The authors used three unrelated targets: monoamine oxidase B (MAOB), the A2a adenosine receptor (A2aR), and acetylcholinesterase (AChE), which are all popular protein targets related to the central nervous system diseases. MAOB was chosen as a target, which is shared by all dual-target drugs.

The dataset contained 52 double-target ligands for the MAOB-A2aR target pair and 70 for the MAOB-AChE pair. The number of single-target ligands was larger and constitute 1932 / 3566 for the first target pair and 1793 /1853 for the second pair. Different number compounds for MAOB in both pairs is explained by the fact that not all of them are annotated with additional reported activities A2aR or AChE.

For each target pair, the balanced random forest classification models were constructed to distinguish between double-target and single-target drugs. For accurately predicted compounds, specific representation features were identified that were responsible for classifying them into single or double-target group. These features were then mapped back onto compounds to examine whether they formed meaningful chemical substructures, leading to the detection of characteristic structural motifs. The Shapley Value analysis was performed to determine the relative importance of different model features on prediction.

‍

‍

In order to extract the features in a reliable and robust way, the ranked scheme was used. On the basis of SV values, the most important features present incorrectly predicted double-targeted compounds were selected. After that given number of features occurring most frequently across all these compounds were prioritized.

‍

‍

After that the features were mapped onto the actual chemical structures. Individual atoms were assigned a weight equal to the number of important features containing them. This allows creating a “heat map” of chemical groups importance for double-targeting the compound.

‍

‍

The results of our study show the capabilities of explainable ML to combine robust predictions of single or double-target activity with human-comprehensible identification of chemically relevant characteristics of the molecules. The established scheme is applicable to other target combinations and compound features.

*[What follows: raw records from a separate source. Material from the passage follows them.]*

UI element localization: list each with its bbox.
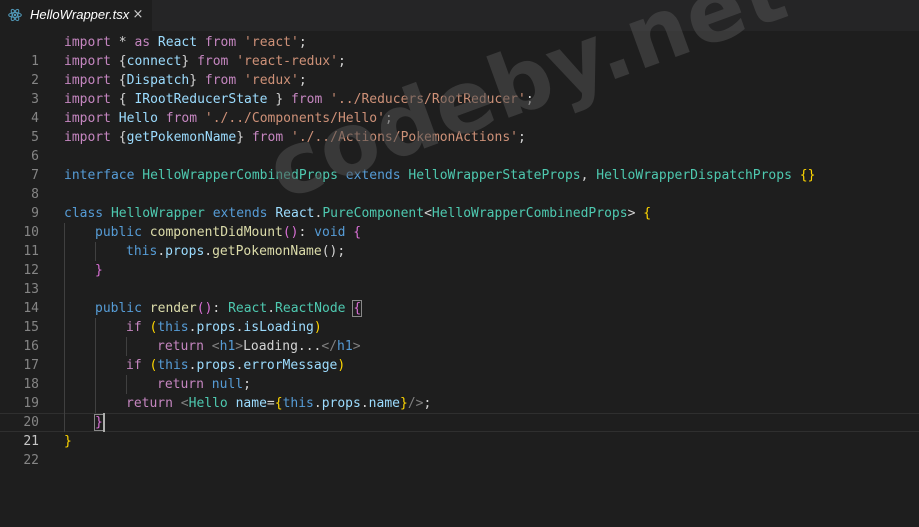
code-text: import { IRootReducerState } from '../Re…	[64, 92, 534, 107]
code-line: 12 this.props.getPokemonName();	[0, 242, 919, 278]
indent-guide	[64, 242, 65, 261]
code-text: public render(): React.ReactNode {	[95, 300, 363, 317]
code-text: import {Dispatch} from 'redux';	[64, 73, 307, 88]
code-line: 17 return <h1>Loading...</h1>	[0, 337, 919, 373]
code-line: 3 import {Dispatch} from 'redux';	[0, 71, 919, 107]
text-cursor	[103, 413, 105, 432]
code-line: 15 public render(): React.ReactNode {	[0, 299, 919, 335]
code-text: public componentDidMount(): void {	[95, 225, 362, 240]
code-line: 19 return null;	[0, 375, 919, 411]
code-text: interface HelloWrapperCombinedProps exte…	[64, 168, 816, 183]
line-number: 22	[23, 453, 39, 468]
react-icon	[8, 8, 22, 22]
code-text: import {connect} from 'react-redux';	[64, 54, 346, 69]
indent-guide	[64, 356, 65, 375]
code-line-current: 21 }	[0, 413, 919, 449]
code-text: if (this.props.isLoading)	[126, 320, 322, 335]
indent-guide	[126, 337, 127, 356]
code-text: return <Hello name={this.props.name}/>;	[126, 396, 432, 411]
tab-hellowrapper[interactable]: HelloWrapper.tsx ×	[0, 0, 152, 31]
indent-guide	[95, 337, 96, 356]
indent-guide	[64, 261, 65, 280]
code-text: class HelloWrapper extends React.PureCom…	[64, 206, 652, 221]
indent-guide	[64, 394, 65, 413]
code-line: 8 interface HelloWrapperCombinedProps ex…	[0, 166, 919, 202]
code-text: import Hello from './../Components/Hello…	[64, 111, 393, 126]
tab-title: HelloWrapper.tsx	[30, 7, 130, 22]
indent-guide	[95, 394, 96, 413]
indent-guide	[95, 375, 96, 394]
indent-guide	[95, 356, 96, 375]
indent-guide	[95, 318, 96, 337]
code-line: 6 import {getPokemonName} from './../Act…	[0, 128, 919, 164]
code-line: 20 return <Hello name={this.props.name}/…	[0, 394, 919, 430]
code-text: return null;	[157, 377, 251, 392]
code-line: 14	[0, 280, 919, 316]
code-line: 18 if (this.props.errorMessage)	[0, 356, 919, 392]
code-text: }	[64, 434, 72, 449]
code-text: if (this.props.errorMessage)	[126, 358, 346, 373]
code-text: this.props.getPokemonName();	[126, 244, 346, 259]
close-icon[interactable]: ×	[131, 6, 145, 24]
code-line: 7	[0, 147, 919, 183]
indent-guide	[64, 299, 65, 318]
code-text: import {getPokemonName} from './../Actio…	[64, 130, 526, 145]
indent-guide	[95, 242, 96, 261]
indent-guide	[126, 375, 127, 394]
indent-guide	[64, 337, 65, 356]
code-line: 13 }	[0, 261, 919, 297]
code-line: 22 }	[0, 432, 919, 468]
indent-guide	[64, 223, 65, 242]
code-line: 10 class HelloWrapper extends React.Pure…	[0, 204, 919, 240]
code-line: 5 import Hello from './../Components/Hel…	[0, 109, 919, 145]
indent-guide	[64, 318, 65, 337]
code-text: import * as React from 'react';	[64, 35, 307, 50]
code-text: }	[94, 414, 104, 431]
indent-guide	[64, 375, 65, 394]
indent-guide	[64, 413, 65, 432]
code-line: 1 import * as React from 'react';	[0, 33, 919, 69]
code-line: 2 import {connect} from 'react-redux';	[0, 52, 919, 88]
code-line: 11 public componentDidMount(): void {	[0, 223, 919, 259]
code-line: 9	[0, 185, 919, 221]
code-line: 4 import { IRootReducerState } from '../…	[0, 90, 919, 126]
code-editor[interactable]: 1 import * as React from 'react'; 2 impo…	[0, 0, 919, 468]
code-text: return <h1>Loading...</h1>	[157, 339, 361, 354]
code-line: 16 if (this.props.isLoading)	[0, 318, 919, 354]
code-text: }	[95, 263, 103, 278]
tab-bar: HelloWrapper.tsx ×	[0, 0, 919, 31]
indent-guide	[64, 280, 65, 299]
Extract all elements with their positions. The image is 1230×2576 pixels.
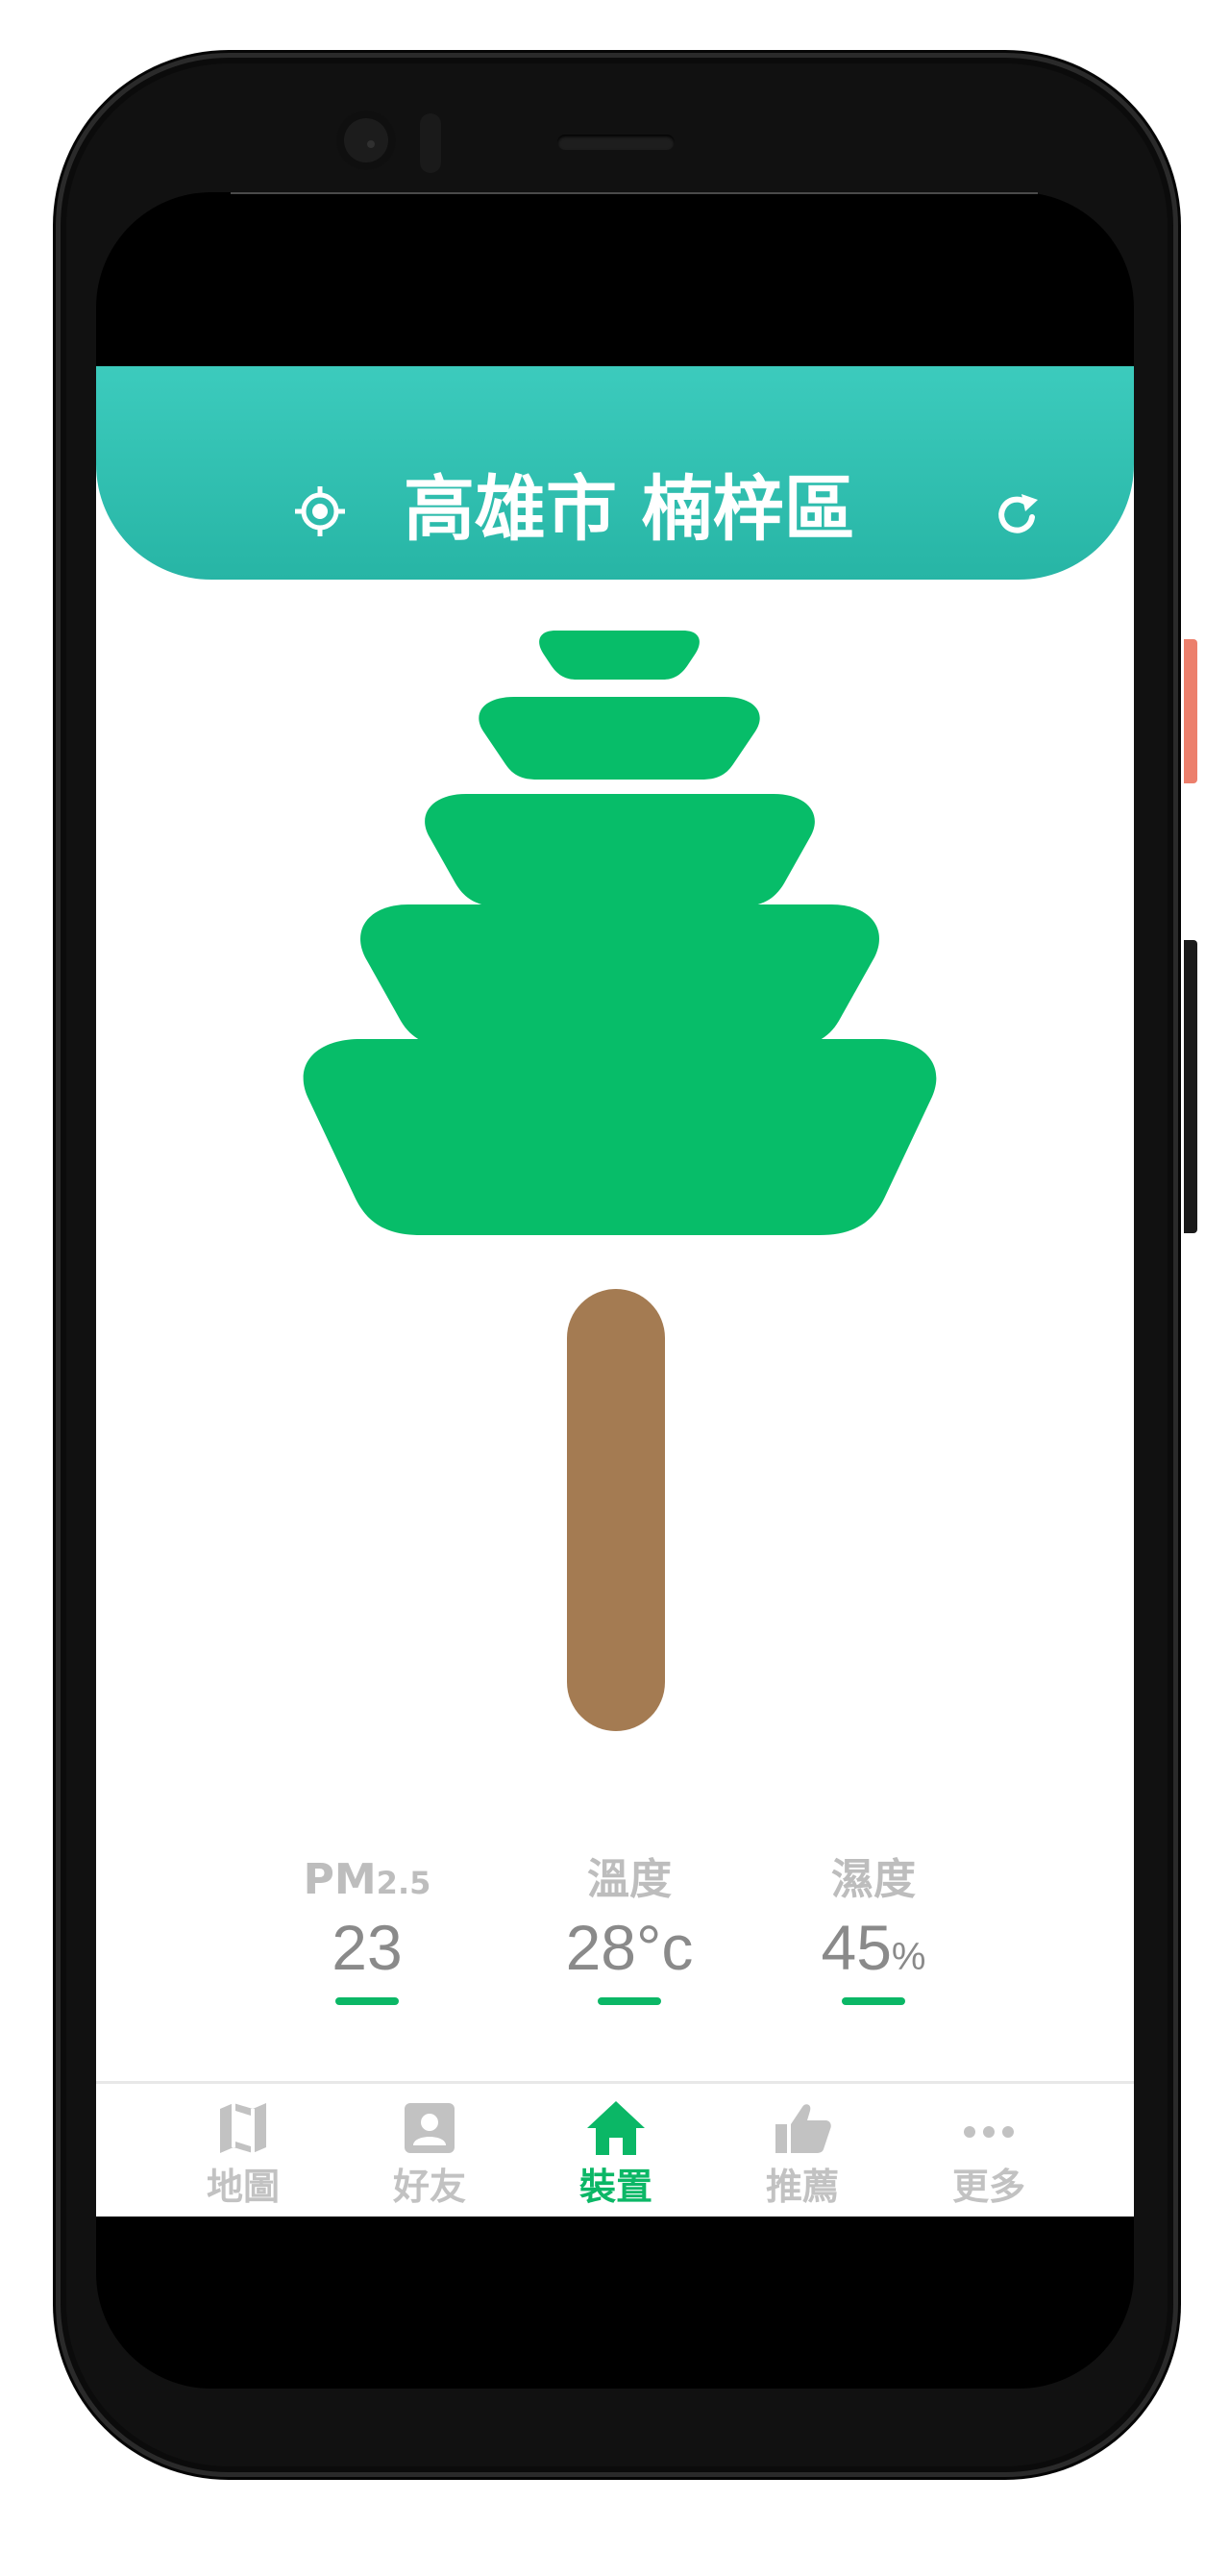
pm25-label: PM2.5: [271, 1851, 463, 1909]
bottom-nav: 地圖 好友 裝置 推薦 更多: [96, 2084, 1134, 2217]
nav-label-more: 更多: [951, 2166, 1025, 2208]
camera-lens: [367, 140, 375, 148]
pm25-underline: [335, 1997, 399, 2005]
screen-edge: [231, 192, 1038, 194]
nav-label-recommend: 推薦: [765, 2166, 839, 2208]
nav-label-map: 地圖: [206, 2166, 280, 2208]
nav-label-device: 裝置: [578, 2166, 652, 2208]
earpiece-speaker: [557, 135, 675, 150]
foliage-tier-5: [303, 1039, 937, 1235]
foliage-tier-4: [360, 904, 879, 1047]
temperature-unit: °c: [636, 1912, 694, 1983]
home-icon: [587, 2101, 645, 2155]
tree-trunk: [567, 1289, 665, 1731]
temperature-underline: [598, 1997, 661, 2005]
map-icon: [220, 2103, 266, 2153]
humidity-value: 45: [821, 1912, 892, 1983]
temperature-label: 溫度: [587, 1855, 672, 1904]
side-button: [1184, 639, 1197, 783]
humidity-value-row: 45%: [777, 1909, 970, 1986]
nav-item-recommend[interactable]: 推薦: [730, 2084, 874, 2217]
pm25-value: 23: [332, 1912, 403, 1983]
pm25-stat: PM2.5 23: [271, 1851, 463, 2005]
nav-item-friends[interactable]: 好友: [357, 2084, 502, 2217]
temperature-value: 28: [565, 1912, 636, 1983]
nav-item-more[interactable]: 更多: [917, 2084, 1061, 2217]
more-dots-icon: [964, 2126, 1014, 2138]
proximity-sensor: [420, 113, 441, 173]
pm25-label-main: PM: [303, 1855, 377, 1904]
humidity-label: 濕度: [831, 1855, 916, 1904]
humidity-stat: 濕度 45%: [777, 1851, 970, 2005]
pm25-label-sub: 2.5: [376, 1865, 431, 1901]
foliage-tier-1: [539, 631, 700, 680]
tree-foliage: [303, 631, 937, 1235]
foliage-tier-2: [479, 697, 760, 780]
nav-item-map[interactable]: 地圖: [171, 2084, 315, 2217]
nav-label-friends: 好友: [392, 2166, 466, 2208]
nav-item-device[interactable]: 裝置: [544, 2084, 688, 2217]
humidity-underline: [842, 1997, 905, 2005]
contact-icon: [405, 2103, 455, 2153]
pm25-value-row: 23: [271, 1909, 463, 1986]
side-button: [1184, 940, 1197, 1233]
thumbs-up-icon: [775, 2104, 831, 2153]
tree-illustration: [303, 631, 937, 1731]
app-screen: 高雄市 楠梓區 PM2.5 23 溫度 28°c 濕度 45% 地圖 好友 裝置…: [96, 366, 1134, 2217]
temperature-stat: 溫度 28°c: [533, 1851, 726, 2005]
front-camera: [336, 111, 396, 170]
foliage-tier-3: [425, 794, 815, 906]
temperature-value-row: 28°c: [533, 1909, 726, 1986]
humidity-unit: %: [891, 1936, 926, 1978]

Such analysis is useful not only for human comprehension but also for seamless incorporation into the AI-based drug discovery pipeline, namely the hit-to-lead and lead optimization stages. If the atoms and chemical groups of the hit compounds, which are responsible for polypharmacological effects, are known then such groups could be included into the desirable molecular scaffold while other parts of the molecules could be subject to changes in the lead series. In contrast, if any off-target interactions should be avoided, the opposite optimization strategy could be applied.

‍

Receptor.AI is paying special attention to polypharmacology and currently implements multiple techniques for testing an off-target activity and boosting lead specificity to one or several desired proteins.